February 5, 2015


The Bill Evans Legacy : 35 years after his death, the pianist remains a huge influence on jazz. (DOUG RAMSEY, Feb. 3, 2015, WSJ)

Evans shaped the most significant music in trumpeter Miles Davis's 1959 sextet album "Kind Of Blue," the best-selling jazz recording in history. His interest in improvisation rooted in scales and modes, rather than in traditional sequences of chord progressions, was the basis of "Flamenco Sketches" and "Blue in Green." Those pieces in "Kind Of Blue" had an effect on Davis's tenor saxophonist, John Coltrane, as he lessened his reliance on standard harmonic structures and became an influence on generations of jazz artists. As for Evans's playing, Davis described it in a widely quoted phrase as "like crystal notes or sparkling water cascading down from some clear waterfall."
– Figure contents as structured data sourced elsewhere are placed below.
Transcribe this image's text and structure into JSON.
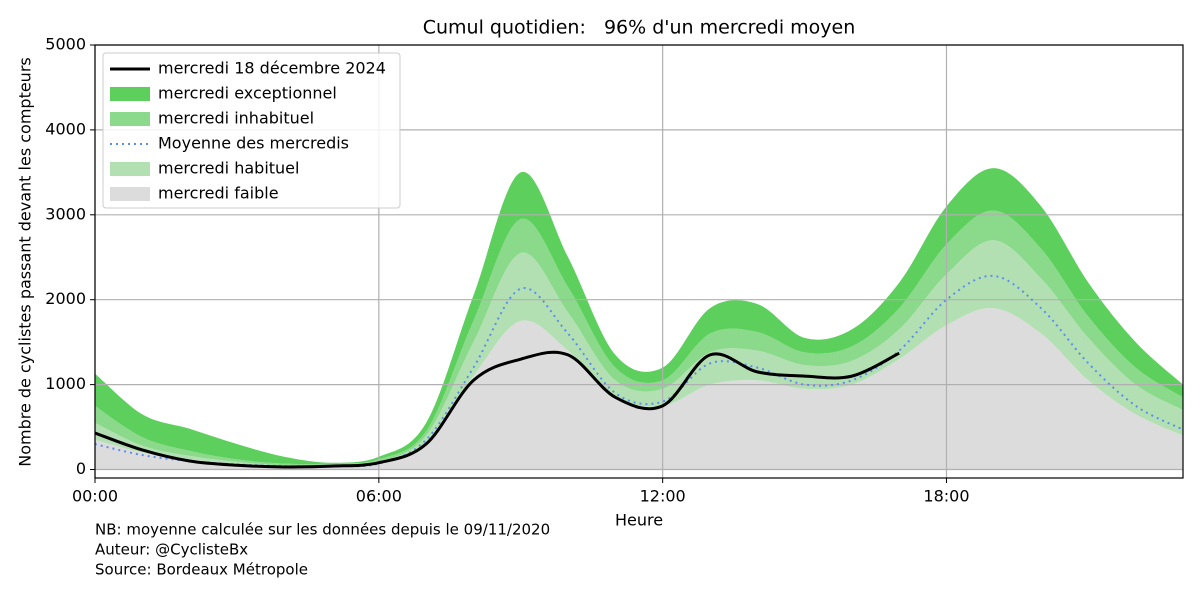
{
  "chart_data": {
    "type": "band-line",
    "title": "Cumul quotidien:   96% d'un mercredi moyen",
    "xlabel": "Heure",
    "ylabel": "Nombre de cyclistes passant devant les compteurs",
    "notes": [
      "NB: moyenne calculée sur les données depuis le 09/11/2020",
      "Auteur: @CyclisteBx",
      "Source: Bordeaux Métropole"
    ],
    "x": [
      0,
      1,
      2,
      3,
      4,
      5,
      6,
      7,
      8,
      9,
      10,
      11,
      12,
      13,
      14,
      15,
      16,
      17,
      18,
      19,
      20,
      21,
      22,
      23
    ],
    "xlim": [
      0,
      23
    ],
    "xticks": [
      {
        "value": 0,
        "label": "00:00"
      },
      {
        "value": 6,
        "label": "06:00"
      },
      {
        "value": 12,
        "label": "12:00"
      },
      {
        "value": 18,
        "label": "18:00"
      }
    ],
    "ylim": [
      -100,
      5000
    ],
    "yticks": [
      0,
      1000,
      2000,
      3000,
      4000,
      5000
    ],
    "grid": true,
    "legend": "upper-left",
    "series": [
      {
        "name": "mercredi 18 décembre 2024",
        "style": "line",
        "color": "#000000",
        "values": [
          430,
          230,
          100,
          50,
          30,
          40,
          80,
          300,
          1050,
          1300,
          1350,
          850,
          750,
          1350,
          1150,
          1100,
          1100,
          1370,
          null,
          null,
          null,
          null,
          null,
          null
        ]
      },
      {
        "name": "mercredi exceptionnel",
        "style": "band",
        "color": "#5ccf5c",
        "values": [
          380,
          270,
          260,
          180,
          80,
          10,
          30,
          100,
          300,
          550,
          350,
          150,
          150,
          300,
          330,
          170,
          200,
          300,
          450,
          500,
          500,
          400,
          300,
          150
        ]
      },
      {
        "name": "mercredi inhabituel",
        "style": "band",
        "color": "#8bd98b",
        "values": [
          200,
          100,
          60,
          30,
          20,
          20,
          30,
          50,
          250,
          400,
          300,
          150,
          100,
          220,
          220,
          150,
          170,
          250,
          350,
          350,
          350,
          250,
          200,
          150
        ]
      },
      {
        "name": "Moyenne des mercredis",
        "style": "dotted",
        "color": "#5b8def",
        "values": [
          300,
          170,
          100,
          60,
          40,
          40,
          70,
          350,
          1200,
          2130,
          1600,
          900,
          800,
          1250,
          1200,
          1000,
          1050,
          1400,
          2000,
          2280,
          1900,
          1250,
          750,
          470
        ]
      },
      {
        "name": "mercredi habituel",
        "style": "band",
        "color": "#b3e0b3",
        "values": [
          200,
          80,
          40,
          20,
          10,
          10,
          30,
          100,
          400,
          800,
          450,
          200,
          200,
          380,
          350,
          280,
          280,
          350,
          600,
          800,
          650,
          500,
          350,
          300
        ]
      },
      {
        "name": "mercredi faible",
        "style": "band",
        "color": "#dcdcdc",
        "values": [
          350,
          200,
          120,
          70,
          40,
          40,
          60,
          300,
          1100,
          1750,
          1400,
          850,
          750,
          1000,
          1050,
          950,
          1000,
          1300,
          1700,
          1900,
          1600,
          1050,
          650,
          400
        ]
      }
    ]
  }
}
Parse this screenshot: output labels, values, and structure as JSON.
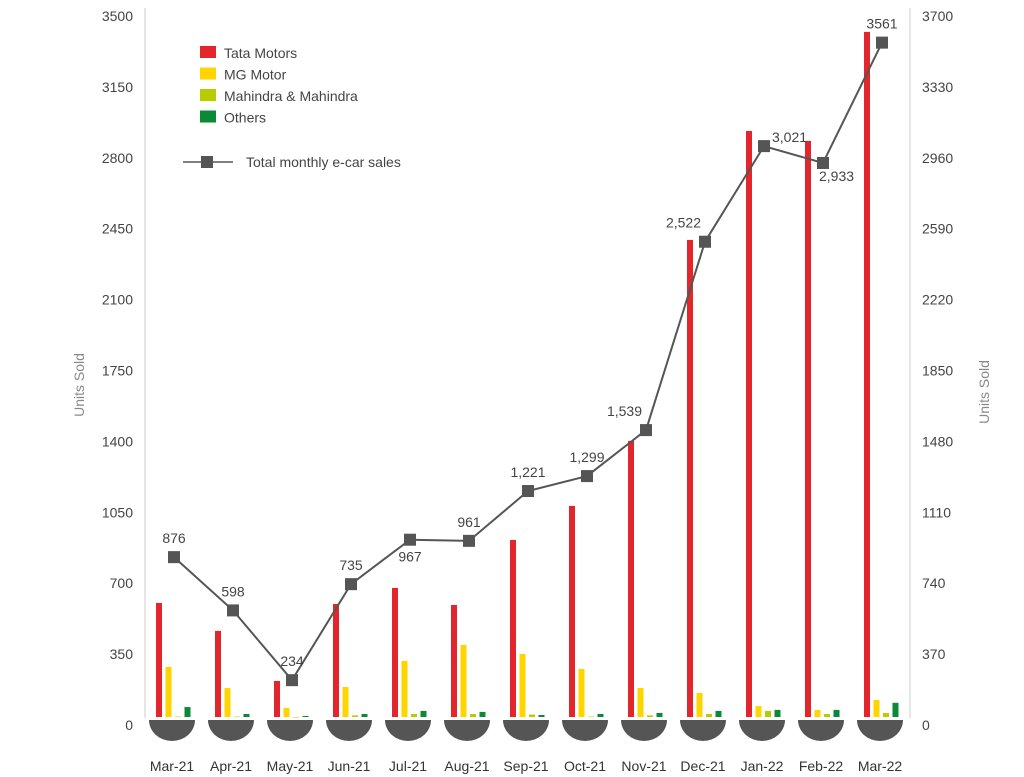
{
  "chart_data": {
    "type": "bar",
    "categories": [
      "Mar-21",
      "Apr-21",
      "May-21",
      "Jun-21",
      "Jul-21",
      "Aug-21",
      "Sep-21",
      "Oct-21",
      "Nov-21",
      "Dec-21",
      "Jan-22",
      "Feb-22",
      "Mar-22"
    ],
    "series": [
      {
        "name": "Tata Motors",
        "color": "#e3262b",
        "values": [
          563,
          425,
          178,
          558,
          637,
          553,
          874,
          1042,
          1363,
          2355,
          2893,
          2844,
          3382
        ]
      },
      {
        "name": "MG Motor",
        "color": "#ffd500",
        "values": [
          247,
          143,
          45,
          148,
          277,
          356,
          311,
          237,
          143,
          119,
          54,
          35,
          84
        ]
      },
      {
        "name": "Mahindra & Mahindra",
        "color": "#b8cc00",
        "values": [
          2,
          2,
          0,
          8,
          15,
          15,
          12,
          2,
          8,
          15,
          30,
          15,
          20
        ]
      },
      {
        "name": "Others",
        "color": "#0a8a36",
        "values": [
          49,
          15,
          5,
          15,
          30,
          25,
          10,
          15,
          20,
          30,
          35,
          35,
          70
        ]
      }
    ],
    "line": {
      "name": "Total monthly e-car sales",
      "color": "#555555",
      "values": [
        876,
        598,
        234,
        735,
        967,
        961,
        1221,
        1299,
        1539,
        2522,
        3021,
        2933,
        3561
      ],
      "labels": [
        "876",
        "598",
        "234",
        "735",
        "967",
        "961",
        "1,221",
        "1,299",
        "1,539",
        "2,522",
        "3,021",
        "2,933",
        "3561"
      ]
    },
    "ylabel": "Units Sold",
    "y2label": "Units Sold",
    "ylim": [
      0,
      3500
    ],
    "yticks": [
      "0",
      "350",
      "700",
      "1050",
      "1400",
      "1750",
      "2100",
      "2450",
      "2800",
      "3150",
      "3500"
    ],
    "y2lim": [
      0,
      3700
    ],
    "y2ticks": [
      "0",
      "370",
      "740",
      "1110",
      "1480",
      "1850",
      "2220",
      "2590",
      "2960",
      "3330",
      "3700"
    ],
    "legend": "top-left"
  }
}
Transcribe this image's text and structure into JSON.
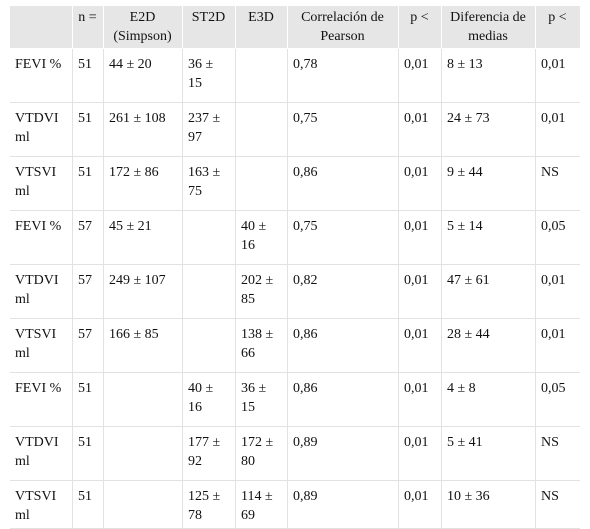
{
  "headers": [
    "",
    "n =",
    "E2D (Simpson)",
    "ST2D",
    "E3D",
    "Correlación de Pearson",
    "p <",
    "Diferencia de medias",
    "p <"
  ],
  "rows": [
    [
      "FEVI %",
      "51",
      "44 ± 20",
      "36 ± 15",
      "",
      "0,78",
      "0,01",
      "8 ± 13",
      "0,01"
    ],
    [
      "VTDVI ml",
      "51",
      "261 ± 108",
      "237 ± 97",
      "",
      "0,75",
      "0,01",
      "24 ± 73",
      "0,01"
    ],
    [
      "VTSVI ml",
      "51",
      "172 ± 86",
      "163 ± 75",
      "",
      "0,86",
      "0,01",
      "9 ± 44",
      "NS"
    ],
    [
      "FEVI %",
      "57",
      "45 ± 21",
      "",
      "40 ± 16",
      "0,75",
      "0,01",
      "5 ± 14",
      "0,05"
    ],
    [
      "VTDVI ml",
      "57",
      "249 ± 107",
      "",
      "202 ± 85",
      "0,82",
      "0,01",
      "47 ± 61",
      "0,01"
    ],
    [
      "VTSVI ml",
      "57",
      "166 ± 85",
      "",
      "138 ± 66",
      "0,86",
      "0,01",
      "28 ± 44",
      "0,01"
    ],
    [
      "FEVI %",
      "51",
      "",
      "40 ± 16",
      "36 ± 15",
      "0,86",
      "0,01",
      "4 ± 8",
      "0,05"
    ],
    [
      "VTDVI ml",
      "51",
      "",
      "177 ± 92",
      "172 ± 80",
      "0,89",
      "0,01",
      "5 ± 41",
      "NS"
    ],
    [
      "VTSVI ml",
      "51",
      "",
      "125 ± 78",
      "114 ± 69",
      "0,89",
      "0,01",
      "10 ± 36",
      "NS"
    ]
  ]
}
In a recent conversation, pianist Bill Mays called my attention to another Evans attribute. "People don't seem to talk about his ability with rhythmic displacement of lines--that is, to play an improvised line that was not hemmed in by two-bar or four-bar phrasing. It might surprise you by starting later and ending later than you would expect."

In his study "The Harmony of Bill Evans," composer and pianist Jack Reilly says: "He changed the approach to the sound of jazz piano by his touch and his attention to pedaling, phrasing and dynamics." Mr. Reilly emphasizes Evans's "remarkable way of handling the possibilities of interplay within the piano-bass-drums trio."

Evans had a vision of that interplay well before he found musicians who could help him achieve it. The work with Davis behind him, in December 1959 he finally formed the trio he had been hearing in his mind for three years. The young New York veteran Paul Motian was the drummer. The bassist was 23-year-old Scott LaFaro. Evans had heard him three years earlier in a Los Angeles audition. He recognized LaFaro in 1956 as talented, but according to Evans biographer Peter Pettinger, likened his playing to "a bucking horse." Now, however, he had fluidity of thought and execution that was ideal for Evans's concept of a trio that would "grow in the direction of simultaneous improvisation rather than just one guy blowing followed by another guy blowing. If the bass player, for example, hears an idea that he wants to answer, why should he just keep playing a steady background?" LaFaro made possible an even more fundamental element of Evans's specifications for his trio: "Especially, I want my work--and the trio's if possible--to sing. It must have that wonderful feeling of singing."